AI-Assisted Development

Productivity & Metrics

Workshop — Part 11: What the data actually says

AI-Assisted Development

AI coding tools promise big productivity gains.

But how much do they really help?

AI-Assisted Development

What the Studies Say

Optimistic findings:

55.8% faster on simple HTTP server tasks
(MIT/Microsoft, 2023)
26% more tasks completed in a fixed time window
(Accenture/GitHub RCT, 2024)
~25% of all code is AI-assisted at Google, Microsoft, Amazon

Sobering findings:

Experienced OSS developers were 19% slower using AI on their own repos
(METR, 2025)
Gains shrink to <10% on high-complexity tasks
(McKinsey, 2024)
84% of developers use AI — but only 29% trust AI output to be accurate
(Stack Overflow, 2025)

AI-Assisted Development

In the METR study, developers believed AI made them 20% faster — when it actually made them 19% slower.

That’s a 39-point gap between perception and reality.

Always measure. Don’t guess.

AI-Assisted Development

Where AI Helps Most and Least

High impact (30–55% time savings)

Boilerplate & glue code — CRUD, DTOs, config files
Test scaffolding — setup, teardown, assertions
Documentation — docstrings, README drafts, API examples
Repetitive refactors — renaming and pattern updates across many files

Low impact or risky (0–10%, sometimes negative)

Architecture & system design — requires deep understanding of tradeoffs
Complex business logic — subtle domain rules not in training data
Security-critical flows — auth, payments, privacy
Large mature codebases — existing context is hard for AI to grasp

For low-impact tasks, use AI as a brainstorming partner, not a code generator.

AI-Assisted Development

The Quality Trade-off

Speed comes at a cost if you’re not careful:

AI-generated PRs have 1.7x more issues than human-written PRs
(CodeRabbit, 2025)
4x growth in code duplication from 2021 to 2024
Refactoring dropped from 25% to <10% of changed lines — devs generate instead of refactor
(GitClear, 2025)

Code revised within 2 weeks grew from 3.1% to 5.7% — more premature commits
AI adoption reduces delivery stability by 7.2% at the org level
(Google DORA, 2024)

More code ≠ better code.

Speed without discipline creates debt.

AI-Assisted Development

The DORA Insight

The 2025 DORA Report found the most important thing about AI in teams:

AI acts as a multiplier of existing conditions.

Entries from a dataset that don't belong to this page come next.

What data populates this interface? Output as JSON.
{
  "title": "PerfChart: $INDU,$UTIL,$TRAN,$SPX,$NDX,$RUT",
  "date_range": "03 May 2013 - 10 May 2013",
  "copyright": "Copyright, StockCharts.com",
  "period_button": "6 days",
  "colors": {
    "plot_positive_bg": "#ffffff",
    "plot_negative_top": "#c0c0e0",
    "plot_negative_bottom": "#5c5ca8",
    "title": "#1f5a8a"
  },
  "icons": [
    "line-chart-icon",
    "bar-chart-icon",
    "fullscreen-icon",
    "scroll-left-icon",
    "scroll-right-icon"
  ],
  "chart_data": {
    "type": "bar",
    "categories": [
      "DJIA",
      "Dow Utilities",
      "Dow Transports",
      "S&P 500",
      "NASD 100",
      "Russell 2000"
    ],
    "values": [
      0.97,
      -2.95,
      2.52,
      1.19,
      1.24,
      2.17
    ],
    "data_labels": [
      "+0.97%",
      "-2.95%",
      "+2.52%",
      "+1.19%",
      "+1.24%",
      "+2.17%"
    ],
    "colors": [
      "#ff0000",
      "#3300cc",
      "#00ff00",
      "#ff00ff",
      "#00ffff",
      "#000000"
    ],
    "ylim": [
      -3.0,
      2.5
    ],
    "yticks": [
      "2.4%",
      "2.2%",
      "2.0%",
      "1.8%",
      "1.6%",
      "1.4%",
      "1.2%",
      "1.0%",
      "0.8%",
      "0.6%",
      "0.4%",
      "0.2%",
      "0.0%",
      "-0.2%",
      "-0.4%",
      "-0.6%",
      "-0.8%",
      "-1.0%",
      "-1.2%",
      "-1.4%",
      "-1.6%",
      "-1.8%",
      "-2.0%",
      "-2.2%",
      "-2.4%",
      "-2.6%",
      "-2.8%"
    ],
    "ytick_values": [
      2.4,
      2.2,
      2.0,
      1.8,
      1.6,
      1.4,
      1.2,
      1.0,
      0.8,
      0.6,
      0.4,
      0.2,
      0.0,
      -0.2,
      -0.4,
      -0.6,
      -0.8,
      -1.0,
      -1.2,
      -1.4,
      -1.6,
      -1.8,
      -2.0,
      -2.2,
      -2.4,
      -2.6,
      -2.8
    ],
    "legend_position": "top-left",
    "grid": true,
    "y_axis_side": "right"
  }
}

High-performing teams with good practices → AI makes you faster
Teams that skip reviews, have no tests, deploy manually → AI makes the mess bigger, faster

AI doesn’t fix broken processes. It accelerates them.

AI-Assisted Development

What to Measure

Delivery (DORA metrics)

Lead time for changes
Deployment frequency
Change failure rate
Mean time to recovery

Quality

Bug rate per release
PR size and review time
Test coverage trend
Code churn (rewrites within 2 weeks)

Team Health

Time on boilerplate vs. real problems
Onboarding speed for new members
AI suggestion acceptance rate (too high = red flag — auto-accepting)

Avoid vanity metrics:

Lines of code generated
Number of prompts
AI “tokens saved”

AI-Assisted Development

Simple ROI Model

Developer cost:         €80,000/year (~€50/hour)
Work hours per month:   160h
Realistic AI uplift:    20–30% on routine tasks (conservative)
Routine task share:     ~50% of work

Hours saved per month = 160h × 0.50 × 0.25 = 20h
Value of saved time   = 20h × €50 = €1,000
Tool cost per month   = ~€20–40

Net benefit per dev   ≈ €960–980/month

Even conservative estimates pay for the tools 25–50× over.

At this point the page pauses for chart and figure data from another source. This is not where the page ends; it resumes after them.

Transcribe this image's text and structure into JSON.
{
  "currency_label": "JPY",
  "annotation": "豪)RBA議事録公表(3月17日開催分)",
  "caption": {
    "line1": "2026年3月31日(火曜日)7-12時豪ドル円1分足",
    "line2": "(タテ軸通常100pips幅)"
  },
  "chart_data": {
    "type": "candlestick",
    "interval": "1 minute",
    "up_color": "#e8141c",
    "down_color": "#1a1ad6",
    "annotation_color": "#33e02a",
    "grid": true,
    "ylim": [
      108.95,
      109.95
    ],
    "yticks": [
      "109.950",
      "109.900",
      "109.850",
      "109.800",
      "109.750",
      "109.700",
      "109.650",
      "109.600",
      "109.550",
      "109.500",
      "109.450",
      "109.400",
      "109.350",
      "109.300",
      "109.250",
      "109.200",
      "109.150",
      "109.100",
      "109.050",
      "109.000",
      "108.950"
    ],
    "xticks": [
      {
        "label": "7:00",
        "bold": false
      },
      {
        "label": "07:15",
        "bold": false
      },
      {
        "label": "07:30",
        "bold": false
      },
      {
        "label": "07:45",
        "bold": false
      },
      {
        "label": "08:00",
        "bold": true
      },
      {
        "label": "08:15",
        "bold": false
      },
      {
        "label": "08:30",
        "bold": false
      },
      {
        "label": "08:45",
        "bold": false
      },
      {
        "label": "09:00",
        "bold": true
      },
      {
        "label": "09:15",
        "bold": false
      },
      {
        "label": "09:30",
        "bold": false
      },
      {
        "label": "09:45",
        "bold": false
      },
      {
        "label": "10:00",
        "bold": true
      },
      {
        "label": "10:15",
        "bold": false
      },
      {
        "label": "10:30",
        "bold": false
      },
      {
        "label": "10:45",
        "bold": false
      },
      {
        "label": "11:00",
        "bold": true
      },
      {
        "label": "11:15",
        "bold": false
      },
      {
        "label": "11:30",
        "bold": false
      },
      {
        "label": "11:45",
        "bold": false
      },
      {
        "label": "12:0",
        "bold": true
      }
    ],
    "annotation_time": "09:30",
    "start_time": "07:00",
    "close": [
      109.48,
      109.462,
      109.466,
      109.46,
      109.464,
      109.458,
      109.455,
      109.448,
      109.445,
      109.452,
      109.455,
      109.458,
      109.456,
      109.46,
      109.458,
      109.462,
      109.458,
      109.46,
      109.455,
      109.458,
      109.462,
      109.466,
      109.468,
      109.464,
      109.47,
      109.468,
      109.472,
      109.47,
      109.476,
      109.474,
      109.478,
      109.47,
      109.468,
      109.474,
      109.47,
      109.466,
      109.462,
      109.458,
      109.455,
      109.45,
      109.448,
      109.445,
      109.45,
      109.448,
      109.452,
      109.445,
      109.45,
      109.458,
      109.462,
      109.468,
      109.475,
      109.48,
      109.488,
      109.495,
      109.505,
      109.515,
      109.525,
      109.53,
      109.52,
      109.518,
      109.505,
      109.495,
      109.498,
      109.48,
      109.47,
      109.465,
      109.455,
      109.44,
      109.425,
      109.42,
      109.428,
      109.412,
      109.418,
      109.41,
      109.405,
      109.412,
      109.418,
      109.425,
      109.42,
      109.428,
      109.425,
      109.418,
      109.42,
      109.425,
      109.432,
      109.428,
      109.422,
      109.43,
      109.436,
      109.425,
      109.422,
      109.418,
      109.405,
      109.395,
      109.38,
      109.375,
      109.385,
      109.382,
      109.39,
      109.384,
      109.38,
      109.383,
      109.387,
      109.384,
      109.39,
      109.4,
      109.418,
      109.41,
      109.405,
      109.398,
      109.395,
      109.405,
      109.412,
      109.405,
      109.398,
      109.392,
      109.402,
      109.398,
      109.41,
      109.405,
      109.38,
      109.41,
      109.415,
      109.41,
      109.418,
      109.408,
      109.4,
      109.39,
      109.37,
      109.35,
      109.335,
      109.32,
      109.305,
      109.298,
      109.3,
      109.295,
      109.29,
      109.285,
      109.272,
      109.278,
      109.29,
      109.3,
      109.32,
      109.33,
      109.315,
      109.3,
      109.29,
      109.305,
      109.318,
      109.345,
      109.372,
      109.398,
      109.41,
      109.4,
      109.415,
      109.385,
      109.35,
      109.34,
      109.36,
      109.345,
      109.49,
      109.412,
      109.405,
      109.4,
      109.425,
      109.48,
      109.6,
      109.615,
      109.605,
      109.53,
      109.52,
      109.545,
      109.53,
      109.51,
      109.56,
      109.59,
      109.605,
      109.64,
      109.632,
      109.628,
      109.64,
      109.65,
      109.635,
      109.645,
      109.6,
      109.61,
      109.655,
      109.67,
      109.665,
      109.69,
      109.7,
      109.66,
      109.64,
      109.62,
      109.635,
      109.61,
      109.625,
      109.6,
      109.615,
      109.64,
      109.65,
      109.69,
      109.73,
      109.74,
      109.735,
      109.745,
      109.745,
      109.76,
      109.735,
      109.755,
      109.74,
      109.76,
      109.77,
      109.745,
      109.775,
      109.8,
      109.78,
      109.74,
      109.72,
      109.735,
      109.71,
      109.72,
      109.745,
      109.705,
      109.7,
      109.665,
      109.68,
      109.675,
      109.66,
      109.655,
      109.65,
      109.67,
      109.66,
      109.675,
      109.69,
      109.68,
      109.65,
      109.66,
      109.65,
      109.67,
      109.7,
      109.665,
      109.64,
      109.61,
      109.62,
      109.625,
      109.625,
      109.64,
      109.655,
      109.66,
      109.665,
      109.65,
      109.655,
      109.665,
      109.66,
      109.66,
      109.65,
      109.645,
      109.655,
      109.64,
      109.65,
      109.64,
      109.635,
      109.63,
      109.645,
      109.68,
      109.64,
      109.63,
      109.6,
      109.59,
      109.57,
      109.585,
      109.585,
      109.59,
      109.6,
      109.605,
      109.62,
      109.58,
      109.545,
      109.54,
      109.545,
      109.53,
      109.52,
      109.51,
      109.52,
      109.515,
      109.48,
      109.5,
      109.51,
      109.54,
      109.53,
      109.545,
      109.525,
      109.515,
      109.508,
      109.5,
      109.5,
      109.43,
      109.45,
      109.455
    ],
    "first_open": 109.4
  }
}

But only if quality doesn’t regress — otherwise you spend the saved time fixing AI-generated bugs.

AI-Assisted Development

Adoption Timeline

Step

Months 1–2

Exploration
People experiment. Productivity may dip while learning.

Months 3–4

Integration
Shared rules and workflows take hold.
20–30% gains on routine work.

Months 5–6

Optimization
Teams refine prompts, rules, CI checks.
AI becomes the default for boilerplate.

Month 7+

Mastery
AI becomes a force multiplier.
Gains of 40–50% on suitable tasks.

AI-Assisted Development

Are We Getting Real Value?

Ask quarterly:

Do we ship more features at the same or higher quality?
Did our incident rate stay flat or go down?
Are PRs still reviewable in size and scope?
Do developers spend more time on hard problems and less on boilerplate?
Are we using AI to improve tests and docs, not just generate code?
Is our code churn (rewrites within 2 weeks) stable or decreasing?

If the answer to several of these is “no” — the problem is workflow and discipline, not the tools.